When the Congressional Budget Office (CBO) puts out a public call for new research on the cost impacts of the No Surprises Act, it’s the latest signal that the law’s arbitration process, also known as Independent Dispute Resolution (IDR), has veered far off course.
In a new blog post, CBO asks for the latest data on inflationary awards and the excessive flood of disputes that have now become standard with IDR. The agency’s takeaway is clear: the data now point to arbitration as a growing threat to the cost savings the law was meant to deliver.
CBO does not mince words about the impact:
“Although evidence suggests that prices for services affected by the No Surprises Act may have initially decreased, arbitration outcomes could lead to higher prices over time. If providers can systematically secure large payments through the IDR process, they have an incentive to remain out of network or demand higher in-network rates.”
This is one of the many unintended consequences from IDR abuse and misuse. A handful of private equity-backed providers and IDR middlemen have turned IDR into a profit engine: from 2022 through 2025, 4.8 million disputes were filed — against the roughly 17,000 disputes a year that were originally projected.
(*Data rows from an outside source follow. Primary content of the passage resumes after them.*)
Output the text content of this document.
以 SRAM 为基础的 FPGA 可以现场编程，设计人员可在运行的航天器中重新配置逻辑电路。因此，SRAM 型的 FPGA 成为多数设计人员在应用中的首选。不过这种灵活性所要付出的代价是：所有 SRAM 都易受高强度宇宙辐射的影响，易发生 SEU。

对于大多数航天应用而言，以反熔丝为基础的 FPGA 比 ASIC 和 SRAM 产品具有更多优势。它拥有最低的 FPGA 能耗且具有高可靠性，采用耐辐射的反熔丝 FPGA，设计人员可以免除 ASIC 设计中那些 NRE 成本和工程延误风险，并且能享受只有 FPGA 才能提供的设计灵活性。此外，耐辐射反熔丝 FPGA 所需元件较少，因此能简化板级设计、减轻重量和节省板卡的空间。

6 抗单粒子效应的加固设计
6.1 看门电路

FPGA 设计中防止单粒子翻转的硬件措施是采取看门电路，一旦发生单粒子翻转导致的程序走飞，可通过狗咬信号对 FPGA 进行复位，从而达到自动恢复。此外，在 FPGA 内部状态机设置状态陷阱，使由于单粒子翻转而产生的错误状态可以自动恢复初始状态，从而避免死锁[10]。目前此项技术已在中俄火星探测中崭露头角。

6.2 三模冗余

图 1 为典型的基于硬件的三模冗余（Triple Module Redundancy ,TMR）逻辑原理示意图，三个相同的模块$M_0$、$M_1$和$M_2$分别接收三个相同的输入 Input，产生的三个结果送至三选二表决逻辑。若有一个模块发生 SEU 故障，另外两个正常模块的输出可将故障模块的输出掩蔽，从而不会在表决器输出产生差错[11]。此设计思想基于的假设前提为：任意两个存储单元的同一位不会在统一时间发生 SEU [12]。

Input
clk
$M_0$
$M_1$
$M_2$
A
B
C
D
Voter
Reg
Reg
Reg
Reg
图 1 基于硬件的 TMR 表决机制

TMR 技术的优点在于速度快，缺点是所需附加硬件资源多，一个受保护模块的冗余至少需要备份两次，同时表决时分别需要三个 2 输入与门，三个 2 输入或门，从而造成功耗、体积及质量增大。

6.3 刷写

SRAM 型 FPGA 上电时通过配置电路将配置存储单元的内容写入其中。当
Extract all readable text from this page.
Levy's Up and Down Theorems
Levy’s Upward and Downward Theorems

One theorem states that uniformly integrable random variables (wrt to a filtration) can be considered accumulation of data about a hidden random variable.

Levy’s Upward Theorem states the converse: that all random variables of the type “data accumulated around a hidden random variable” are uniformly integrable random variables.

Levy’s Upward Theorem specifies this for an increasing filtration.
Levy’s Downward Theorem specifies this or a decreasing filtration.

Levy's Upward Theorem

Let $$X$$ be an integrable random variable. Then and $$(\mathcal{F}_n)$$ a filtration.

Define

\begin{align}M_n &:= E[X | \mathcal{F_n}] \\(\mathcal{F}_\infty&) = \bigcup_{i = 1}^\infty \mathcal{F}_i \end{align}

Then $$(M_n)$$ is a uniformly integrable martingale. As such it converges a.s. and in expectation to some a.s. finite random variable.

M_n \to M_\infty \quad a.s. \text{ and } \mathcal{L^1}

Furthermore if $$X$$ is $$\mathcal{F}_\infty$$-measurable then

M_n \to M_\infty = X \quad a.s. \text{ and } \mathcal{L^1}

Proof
Providers prevail in roughly 88 percent of cases, and awards routinely run 3-9 times in-network rates, with some specialties receiving upwards of 17 times in-network payments.
And here is the part that has raised alarms for employers and consumers footing the bill. CBO cautions that IDR’s spillover effect has broad cost implications:
“Although surveys of insurers suggest that less than 0.05 percent of all claims go to arbitration, those claims could have an outsized effect on bargaining and, over time, cause negotiated prices to increase. An increase in prices would increase premiums for commercial health insurance and, in turn, lead to larger federal deficits.”
CBO also confirms that IDR is tipping the scales in favor of the biggest players, noting that “large organizations dominate arbitration activity, potentially disadvantaging smaller providers and encouraging consolidation.”
A law that was intended to be a deficit reducer is doing the opposite, and the trend lines are clearly pointing the wrong way. The Trump administration and Congress need to stop the abuse and misuse of the No Surprises Act with commonsense guardrails that ultimately protect consumers and lower their healthcare costs.